The New York Times, in its relentless effort to create the impression that it still contains “all the news that’s fit to print,” as opposed to the reality of the matter, which is that it contains “all the news that a bunch of old, liberal, white men decide is fit to read,” contains a wonderful piece in today’s issue about Americans fleeing to Canada. (‘Some Bush Foes Vote Yet Again, With Their Feet: Canada or Bust’, Page A16 in the New York edition.)

These are Americans disaffected with President Bush’s reelection, and their decision to seek permanent resident status in Canada apparently qualifies for a half-page article, complete with two photographs of said Angry White Liberal Americans. This is in stark contrast to the single photograph accompanying the front page article on the historic and quite groundbreaking Israel-Palestinian cease-fire, the main fault of which may be that an African-American Bush administration official had something to do with it.

Regarding the movement to Canada, the article rehashes the disaffecteds’ concern about the general decline in America as it shifts rightward. However, “we’re still not talking about a huge movement of people,” a Montreal immigration lawyer warns the reporter. “We’re only talking about 18,000 people.”
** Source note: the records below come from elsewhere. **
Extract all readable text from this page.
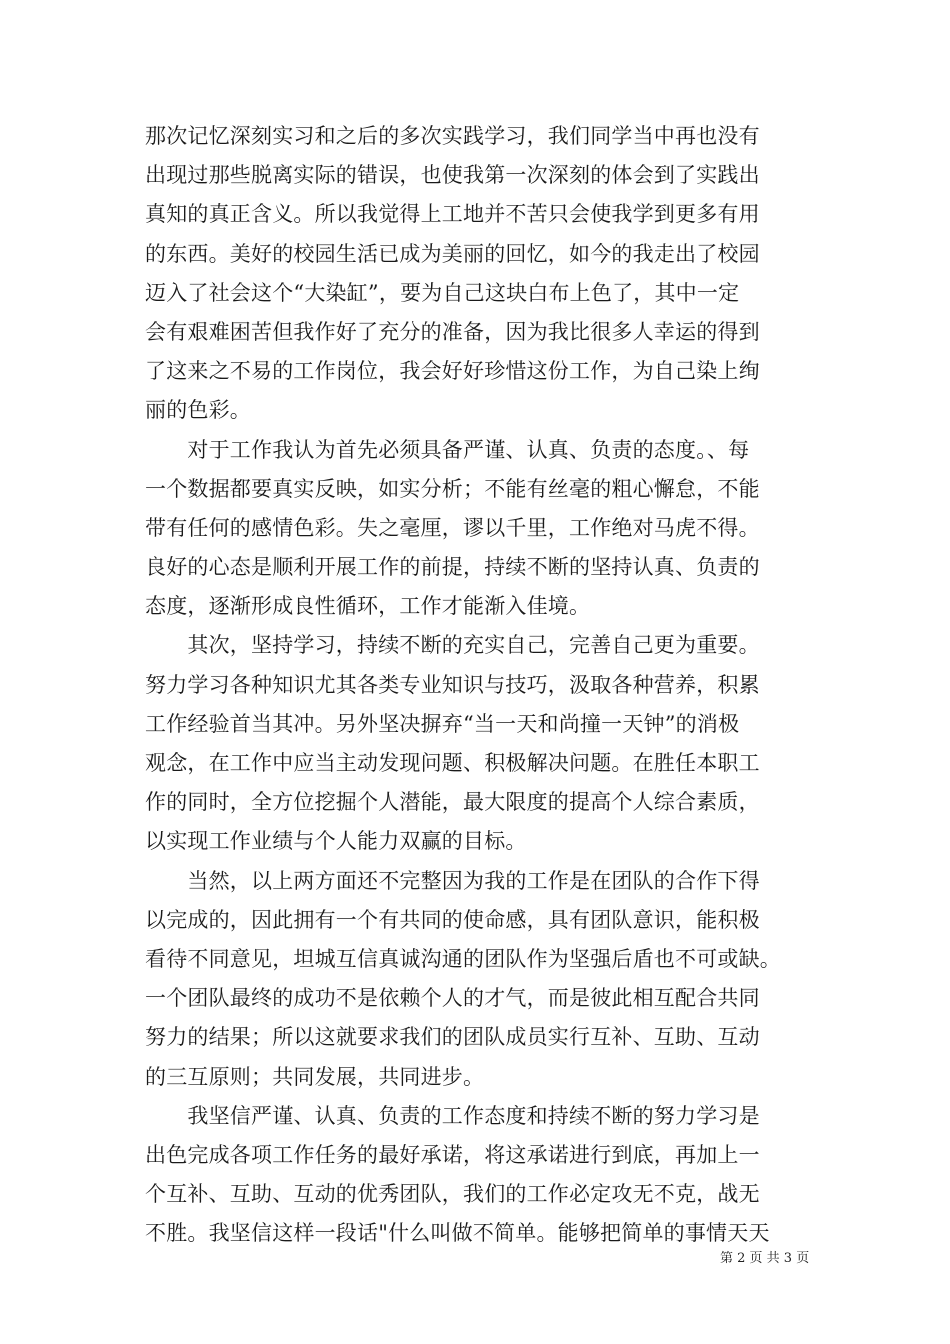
那次记忆深刻实习和之后的多次实践学习，我们同学当中再也没有
出现过那些脱离实际的错误，也使我第一次深刻的体会到了实践出
真知的真正含义。所以我觉得上工地并不苦只会使我学到更多有用
的东西。美好的校园生活已成为美丽的回忆，如今的我走出了校园
迈入了社会这个“大染缸”，要为自己这块白布上色了，其中一定
会有艰难困苦但我作好了充分的准备，因为我比很多人幸运的得到
了这来之不易的工作岗位，我会好好珍惜这份工作，为自己染上绚
丽的色彩。
　　对于工作我认为首先必须具备严谨、认真、负责的态度。、每
一个数据都要真实反映，如实分析；不能有丝毫的粗心懈怠，不能
带有任何的感情色彩。失之毫厘，谬以千里，工作绝对马虎不得。
良好的心态是顺利开展工作的前提，持续不断的坚持认真、负责的
态度，逐渐形成良性循环，工作才能渐入佳境。
　　其次，坚持学习，持续不断的充实自己，完善自己更为重要。
努力学习各种知识尤其各类专业知识与技巧，汲取各种营养，积累
工作经验首当其冲。另外坚决摒弃“当一天和尚撞一天钟”的消极
观念，在工作中应当主动发现问题、积极解决问题。在胜任本职工
作的同时，全方位挖掘个人潜能，最大限度的提高个人综合素质，
以实现工作业绩与个人能力双赢的目标。
　　当然，以上两方面还不完整因为我的工作是在团队的合作下得
以完成的，因此拥有一个有共同的使命感，具有团队意识，能积极
看待不同意见，坦城互信真诚沟通的团队作为坚强后盾也不可或缺。
一个团队最终的成功不是依赖个人的才气，而是彼此相互配合共同
努力的结果；所以这就要求我们的团队成员实行互补、互助、互动
的三互原则；共同发展，共同进步。
　　我坚信严谨、认真、负责的工作态度和持续不断的努力学习是
出色完成各项工作任务的最好承诺，将这承诺进行到底，再加上一
个互补、互助、互动的优秀团队，我们的工作必定攻无不克，战无
不胜。我坚信这样一段话"什么叫做不简单。能够把简单的事情天天
第 2 页 共 3 页
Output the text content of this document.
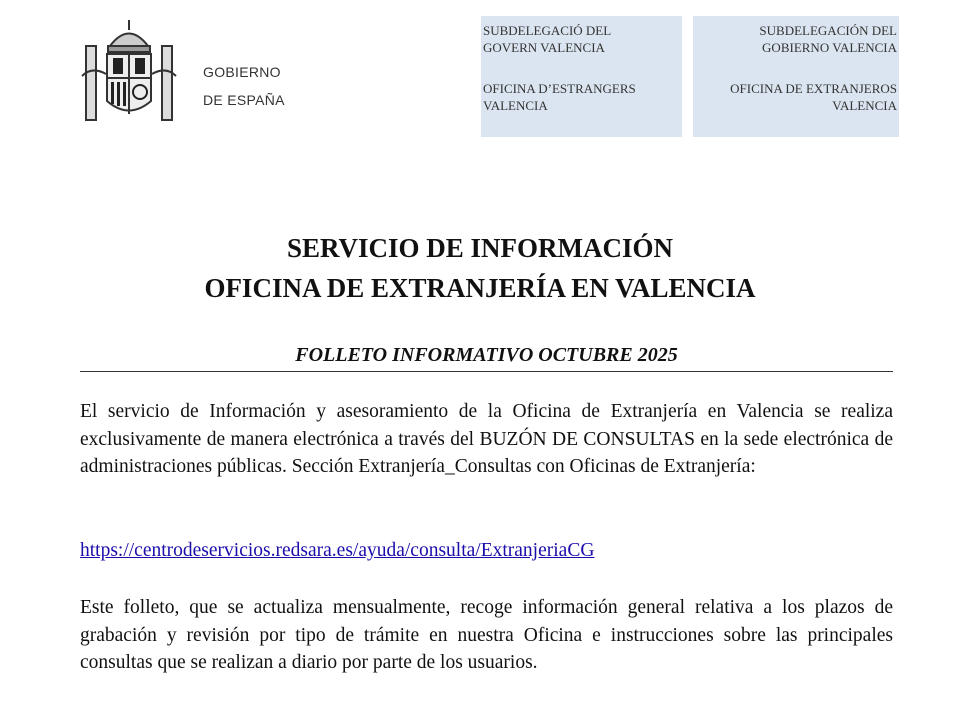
GOBIERNO
DE ESPAÑA

SUBDELEGACIÓ DEL
GOVERN VALENCIA

OFICINA D’ESTRANGERS
VALENCIA

SUBDELEGACIÓN DEL
GOBIERNO VALENCIA

OFICINA DE EXTRANJEROS
VALENCIA

SERVICIO DE INFORMACIÓN
OFICINA DE EXTRANJERÍA EN VALENCIA
FOLLETO INFORMATIVO OCTUBRE 2025
El servicio de Información y asesoramiento de la Oficina de Extranjería en Valencia se realiza exclusivamente de manera electrónica a través del BUZÓN DE CONSULTAS en la sede electrónica de administraciones públicas. Sección Extranjería_Consultas con Oficinas de Extranjería:
https://centrodeservicios.redsara.es/ayuda/consulta/ExtranjeriaCG
Este folleto, que se actualiza mensualmente, recoge información general relativa a los plazos de grabación y revisión por tipo de trámite en nuestra Oficina e instrucciones sobre las principales consultas que se realizan a diario por parte de los usuarios.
Still, the Times reporter comments, that is more than double the population of Gettysburg, Pa. As if this somehow makes the numbers matter.

One wonders how many Americans have fled the high-tax boundaries of California to more friendly states, and whether the Times has considered devoting so much ink to that particular diaspora, which is certainly far greater than the angry-white-liberal-flight to Canada. Probably two or three Las Vegases, one might suspect.